Damien Jurado “The Monster Who Hated Pennsylvania”

Maraqopa Records, 2021

Enigmatic low-fi folk provides emotional clarity and literal obscurity.

Damien Jurado has been making records for twenty-five years. This is the first release on his own label, Maraqopa Records, and his seventeenth studio album overall. Maybe it is the freedom to self-produce or the loss of his producer, the late Richard Swift that has lead to such conscious sparsity. Whatever the reason, it is a deliberate construct “I wanted to leave space for the listener,” says Jurado. The press release informs that the new album contains ten intense stories of people determined not to be broken by dire circumstances but the stories are abstract and non-linear. The lyrics have been helpfully provided, but this does not add clarity, nor flesh to the tales. In truth, they make each story less, not more familiar, leaving significant room for personal projection.

Damien references influences including Lou Reed’s ‘The Bells’ and deliberately looks to capture “a certain dryness” in this work. Throughout Damien is accompanied by multi-instrumentalist Josh Gordon who provides the sole additional accompaniment. The opening track ‘Helena’ is close and intimate, composed solely of a strummed guitar and accompanying walking bass line. The vocal style calls to mind his contemporary Jason Molina “The world is a liar, the stars are a must”. ‘Tom’ follows in similar vein but with a basic drum and reverb as the basis of the rhythm and a style more redolent of a certain Lou Reed.

Song For Langston Birch’ is another fine example of both the familiar and that which is obscured. The sound is comfortable, gentle low-fi folk which thinly masks an ambiguous tale of wanting with an undetermined outcome. ‘Johnny Caravella’ is an undoubted highlight. Progressively building from gentle folk, inexorably leading into feedback and abstract sounds as the pace and vocals continue to lift.

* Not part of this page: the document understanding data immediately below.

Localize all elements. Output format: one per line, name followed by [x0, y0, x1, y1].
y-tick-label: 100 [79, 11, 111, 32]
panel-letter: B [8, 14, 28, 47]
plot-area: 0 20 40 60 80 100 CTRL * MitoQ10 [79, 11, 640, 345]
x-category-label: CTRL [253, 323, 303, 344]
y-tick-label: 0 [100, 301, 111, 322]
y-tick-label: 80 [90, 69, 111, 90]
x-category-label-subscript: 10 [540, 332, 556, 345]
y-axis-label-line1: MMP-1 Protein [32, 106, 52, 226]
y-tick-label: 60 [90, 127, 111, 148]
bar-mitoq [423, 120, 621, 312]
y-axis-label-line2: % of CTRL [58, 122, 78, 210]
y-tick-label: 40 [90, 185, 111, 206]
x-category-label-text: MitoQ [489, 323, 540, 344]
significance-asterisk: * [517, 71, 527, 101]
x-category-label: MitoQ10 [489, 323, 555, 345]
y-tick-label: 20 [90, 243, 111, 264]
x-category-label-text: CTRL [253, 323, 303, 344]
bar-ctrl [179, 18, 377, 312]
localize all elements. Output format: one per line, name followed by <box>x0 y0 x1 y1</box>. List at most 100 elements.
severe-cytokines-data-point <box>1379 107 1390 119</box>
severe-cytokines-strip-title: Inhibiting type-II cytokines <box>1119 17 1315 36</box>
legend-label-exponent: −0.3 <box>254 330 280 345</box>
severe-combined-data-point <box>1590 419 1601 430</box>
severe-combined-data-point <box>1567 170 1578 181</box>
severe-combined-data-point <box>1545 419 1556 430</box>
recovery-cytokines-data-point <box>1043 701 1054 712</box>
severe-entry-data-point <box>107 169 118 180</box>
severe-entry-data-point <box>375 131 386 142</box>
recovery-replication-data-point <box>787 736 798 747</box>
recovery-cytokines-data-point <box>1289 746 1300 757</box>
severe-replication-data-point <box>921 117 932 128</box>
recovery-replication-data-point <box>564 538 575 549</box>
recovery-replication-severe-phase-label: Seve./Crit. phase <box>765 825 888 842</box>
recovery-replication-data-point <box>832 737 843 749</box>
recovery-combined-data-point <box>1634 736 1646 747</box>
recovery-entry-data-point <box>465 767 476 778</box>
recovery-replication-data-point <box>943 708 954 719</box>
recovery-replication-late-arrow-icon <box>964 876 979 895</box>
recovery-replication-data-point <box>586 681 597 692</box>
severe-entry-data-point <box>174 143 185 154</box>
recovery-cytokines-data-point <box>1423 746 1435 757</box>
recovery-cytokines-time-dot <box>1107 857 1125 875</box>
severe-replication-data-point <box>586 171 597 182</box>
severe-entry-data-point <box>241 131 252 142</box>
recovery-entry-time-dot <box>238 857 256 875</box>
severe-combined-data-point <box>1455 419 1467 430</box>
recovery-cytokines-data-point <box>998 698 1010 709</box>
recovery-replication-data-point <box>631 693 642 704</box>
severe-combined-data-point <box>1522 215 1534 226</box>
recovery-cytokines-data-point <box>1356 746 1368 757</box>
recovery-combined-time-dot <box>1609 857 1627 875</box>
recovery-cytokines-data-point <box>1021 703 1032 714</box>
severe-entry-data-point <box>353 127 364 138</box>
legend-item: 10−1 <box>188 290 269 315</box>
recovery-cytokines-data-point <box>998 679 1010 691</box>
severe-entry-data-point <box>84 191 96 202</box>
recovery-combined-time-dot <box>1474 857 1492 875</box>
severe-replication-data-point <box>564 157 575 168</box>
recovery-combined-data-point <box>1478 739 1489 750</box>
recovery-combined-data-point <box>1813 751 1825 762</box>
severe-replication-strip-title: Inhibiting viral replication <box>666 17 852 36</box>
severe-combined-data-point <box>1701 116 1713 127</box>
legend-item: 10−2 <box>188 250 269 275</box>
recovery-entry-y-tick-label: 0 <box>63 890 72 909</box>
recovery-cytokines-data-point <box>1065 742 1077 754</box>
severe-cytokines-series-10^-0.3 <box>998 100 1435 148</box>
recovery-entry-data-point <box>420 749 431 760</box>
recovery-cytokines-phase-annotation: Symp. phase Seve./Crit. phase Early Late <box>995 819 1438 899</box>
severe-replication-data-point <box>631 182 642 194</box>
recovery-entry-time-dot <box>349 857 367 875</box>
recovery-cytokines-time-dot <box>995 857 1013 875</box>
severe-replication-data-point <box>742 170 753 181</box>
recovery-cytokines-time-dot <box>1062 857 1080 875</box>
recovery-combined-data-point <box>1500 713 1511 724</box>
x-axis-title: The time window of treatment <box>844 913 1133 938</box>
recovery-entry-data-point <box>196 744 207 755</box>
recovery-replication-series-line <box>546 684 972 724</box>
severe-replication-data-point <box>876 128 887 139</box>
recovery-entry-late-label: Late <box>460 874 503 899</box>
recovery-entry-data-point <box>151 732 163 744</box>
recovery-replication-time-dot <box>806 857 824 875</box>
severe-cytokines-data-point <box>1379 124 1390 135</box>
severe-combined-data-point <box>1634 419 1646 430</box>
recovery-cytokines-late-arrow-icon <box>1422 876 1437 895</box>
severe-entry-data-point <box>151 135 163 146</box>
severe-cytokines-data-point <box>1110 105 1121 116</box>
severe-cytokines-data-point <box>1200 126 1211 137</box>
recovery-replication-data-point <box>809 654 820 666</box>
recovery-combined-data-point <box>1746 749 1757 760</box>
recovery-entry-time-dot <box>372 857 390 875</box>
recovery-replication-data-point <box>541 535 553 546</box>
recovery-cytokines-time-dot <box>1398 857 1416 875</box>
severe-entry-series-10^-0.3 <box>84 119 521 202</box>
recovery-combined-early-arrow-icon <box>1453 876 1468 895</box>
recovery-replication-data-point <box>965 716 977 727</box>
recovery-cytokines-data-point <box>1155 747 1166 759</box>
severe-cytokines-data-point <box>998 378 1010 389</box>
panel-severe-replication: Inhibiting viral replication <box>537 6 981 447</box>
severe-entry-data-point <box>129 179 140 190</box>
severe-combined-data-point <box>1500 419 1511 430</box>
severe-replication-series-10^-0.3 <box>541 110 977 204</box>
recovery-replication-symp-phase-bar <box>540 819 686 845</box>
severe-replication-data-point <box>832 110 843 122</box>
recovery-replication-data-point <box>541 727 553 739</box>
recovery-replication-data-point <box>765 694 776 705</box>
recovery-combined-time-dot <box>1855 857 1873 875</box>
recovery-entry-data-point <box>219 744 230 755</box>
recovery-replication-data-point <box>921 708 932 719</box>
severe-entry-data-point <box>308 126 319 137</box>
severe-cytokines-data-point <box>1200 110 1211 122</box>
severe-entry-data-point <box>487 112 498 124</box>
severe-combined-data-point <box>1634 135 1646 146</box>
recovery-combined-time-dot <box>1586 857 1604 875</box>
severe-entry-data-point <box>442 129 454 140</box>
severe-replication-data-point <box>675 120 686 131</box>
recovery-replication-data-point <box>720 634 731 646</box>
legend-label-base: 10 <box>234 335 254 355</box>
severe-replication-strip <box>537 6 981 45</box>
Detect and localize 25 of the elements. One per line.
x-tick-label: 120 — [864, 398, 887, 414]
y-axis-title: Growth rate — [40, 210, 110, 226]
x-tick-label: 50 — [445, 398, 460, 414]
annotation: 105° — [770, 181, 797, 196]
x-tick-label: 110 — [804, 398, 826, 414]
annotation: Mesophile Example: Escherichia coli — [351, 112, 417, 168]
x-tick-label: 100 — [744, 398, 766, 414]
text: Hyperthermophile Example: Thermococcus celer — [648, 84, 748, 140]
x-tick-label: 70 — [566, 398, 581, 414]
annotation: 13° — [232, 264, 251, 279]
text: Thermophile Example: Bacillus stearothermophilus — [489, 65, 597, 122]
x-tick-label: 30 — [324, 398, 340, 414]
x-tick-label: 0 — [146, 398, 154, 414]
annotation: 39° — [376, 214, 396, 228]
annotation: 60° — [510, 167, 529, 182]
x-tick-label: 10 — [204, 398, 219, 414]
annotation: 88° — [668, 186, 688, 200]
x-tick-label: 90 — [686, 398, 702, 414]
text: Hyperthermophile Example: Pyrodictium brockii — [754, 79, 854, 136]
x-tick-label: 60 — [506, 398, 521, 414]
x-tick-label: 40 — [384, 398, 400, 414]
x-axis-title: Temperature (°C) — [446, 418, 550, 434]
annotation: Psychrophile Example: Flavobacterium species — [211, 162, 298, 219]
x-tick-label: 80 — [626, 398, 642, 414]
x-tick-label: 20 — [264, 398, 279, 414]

It recalls the finer moments of the Velvet Underground. The spirit of Moe Tucker is evident in the drumming and the repetition of vocals act as reinforcement “Just stick around till the light pushes into the darkness”.

In all the whole album comes in at only around thirty minutes which passes quickly. There is something enticing about a body of work where everything is simple but nothing is straightforward. Without doubt there is much to admire in the confidence of a songwriter who produces a song that contains only six lines and is more akin to a haiku than the obvious ‘American Standards’. This may not be an album that you can instantly appreciate, but it may well prove to be an album that prompts you to seek out the other sixteen studio albums by Damien Jurado in order to shine a little more light into the gloom.

Jurado creates his own Twilight Zone, “a middle ground between light and shadow”, a dimension of imagination, of half-remembered dreams and people reaching out to cross into that liminal space between heartbreak and wholeness. Jurado knows the territory well and knows the secret words to whisper at the right time. “All is not lost / Even if you’re without a direction.” Damien promises – or admits – Press your eye to the speaker, tune your ear to the horizon. From the oblique cultural reference in the title and in each and every song there is a pervading sense that there is more going on that the listener can grasp. An audience into each activity has been granted, but no explanation of the script has been given to enable insight into the events that are witnessed.